Glass and porcelain are why you see them on power line poles and in high-voltage equipment. Rubber coats the wires in your home and the cables you plug into outlets. Each material is chosen based on the voltage it needs to handle, the temperatures it will face, and whether it needs to flex. Silicone rubber, for instance, performs well at high temperatures, making it common in engine compartments and industrial machinery.

Fire Safety Ratings

Insulation sits inside walls, ceilings, and roofs, so its behavior during a fire is critical. In the U.S., insulation products are tested under a standard that measures two things: how quickly flames spread across the surface and how much smoke the material produces.

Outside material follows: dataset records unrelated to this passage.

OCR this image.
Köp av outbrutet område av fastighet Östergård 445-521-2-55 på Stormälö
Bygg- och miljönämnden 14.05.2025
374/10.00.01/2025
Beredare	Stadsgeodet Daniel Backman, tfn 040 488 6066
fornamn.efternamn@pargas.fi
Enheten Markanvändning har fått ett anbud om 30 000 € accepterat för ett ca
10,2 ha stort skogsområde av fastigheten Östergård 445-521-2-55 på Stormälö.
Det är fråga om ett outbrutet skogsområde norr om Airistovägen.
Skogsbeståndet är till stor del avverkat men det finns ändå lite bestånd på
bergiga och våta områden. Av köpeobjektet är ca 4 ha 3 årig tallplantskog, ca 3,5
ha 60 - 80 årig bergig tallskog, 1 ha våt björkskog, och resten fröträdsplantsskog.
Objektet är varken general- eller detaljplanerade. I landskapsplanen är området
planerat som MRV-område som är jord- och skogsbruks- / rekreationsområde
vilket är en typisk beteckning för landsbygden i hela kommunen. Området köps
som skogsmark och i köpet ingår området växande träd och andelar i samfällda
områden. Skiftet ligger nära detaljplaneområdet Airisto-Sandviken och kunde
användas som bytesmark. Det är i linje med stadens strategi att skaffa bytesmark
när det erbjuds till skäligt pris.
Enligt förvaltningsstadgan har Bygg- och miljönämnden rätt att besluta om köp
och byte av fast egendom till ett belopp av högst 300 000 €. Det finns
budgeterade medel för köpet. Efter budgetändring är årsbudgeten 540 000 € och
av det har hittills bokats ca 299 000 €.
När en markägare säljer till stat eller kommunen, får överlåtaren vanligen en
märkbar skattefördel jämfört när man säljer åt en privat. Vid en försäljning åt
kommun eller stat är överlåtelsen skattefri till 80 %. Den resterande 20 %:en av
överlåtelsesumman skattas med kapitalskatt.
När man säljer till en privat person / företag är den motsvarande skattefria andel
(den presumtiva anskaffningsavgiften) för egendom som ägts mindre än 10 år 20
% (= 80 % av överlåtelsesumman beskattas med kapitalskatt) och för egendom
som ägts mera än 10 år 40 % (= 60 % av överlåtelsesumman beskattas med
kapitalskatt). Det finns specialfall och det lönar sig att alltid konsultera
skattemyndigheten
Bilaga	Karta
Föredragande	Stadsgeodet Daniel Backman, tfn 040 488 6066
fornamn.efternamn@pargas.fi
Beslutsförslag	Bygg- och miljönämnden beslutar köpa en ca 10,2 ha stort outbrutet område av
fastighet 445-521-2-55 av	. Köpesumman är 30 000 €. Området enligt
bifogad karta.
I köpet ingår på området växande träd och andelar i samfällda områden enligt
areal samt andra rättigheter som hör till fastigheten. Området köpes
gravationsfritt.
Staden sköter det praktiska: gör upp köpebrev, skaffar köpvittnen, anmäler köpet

Products earn a class rating based on their flame spread index:

  • Class A: Flame spread index of 0–25 (the safest; required in most commercial buildings)
  • Class B: Flame spread index of 26–75
  • Class C: Flame spread index of 76–200

All three classes must keep their smoke developed index below 450. Mineral-based insulations like rock wool and fiberglass typically earn Class A ratings without any added treatment. Foam insulations often need chemical flame retardants or protective coverings like drywall to meet fire codes. If you’re choosing insulation for a renovation, your local building code will specify which class rating is required for each location in the structure.

Silica Aerogel: The High-Performance Option

At the extreme end of thermal insulation sits silica aerogel, with a thermal conductivity as low as 0.003 W/mK. That’s roughly seven times more effective than fiberglass per unit of thickness. Aerogel is essentially a dried gel where the liquid has been replaced with air, creating a structure that’s up to 99% empty space while remaining solid.

Fiber-reinforced silica aerogel blankets are the most commercially successful aerogel product. They’re used in industrial and pipeline insulation where space is tight but thermal performance can’t be compromised, in building insulation for thin-wall applications, and increasingly as thermal separators in battery-powered electric vehicles, where they prevent heat from spreading between battery cells. The tradeoff is cost: aerogel blankets are significantly more expensive than conventional insulation, so they’re typically reserved for situations where standard materials are too thick or too heavy for the available space.

Indoor Air Quality and Certifications

Insulation materials can release volatile organic compounds, particularly from the adhesives and binders used during manufacturing. These airborne chemicals are a concern in homes, schools, and healthcare facilities where people spend long hours indoors.

The most recognized standard for low-emission building materials is UL GREENGUARD Gold certification. Products carrying this label meet strict limits on emissions of over 360 individual volatile organic compounds, in addition to total chemical emission caps. The testing follows methods developed by the California Department of Public Health, which are among the most stringent in the country. GREENGUARD Gold is specifically designed to protect sensitive populations like children and hospital patients, so it’s worth looking for when choosing insulation for bedrooms, nurseries, or any space with limited ventilation. Many fiberglass, mineral wool, and spray foam manufacturers now offer certified low-emission products.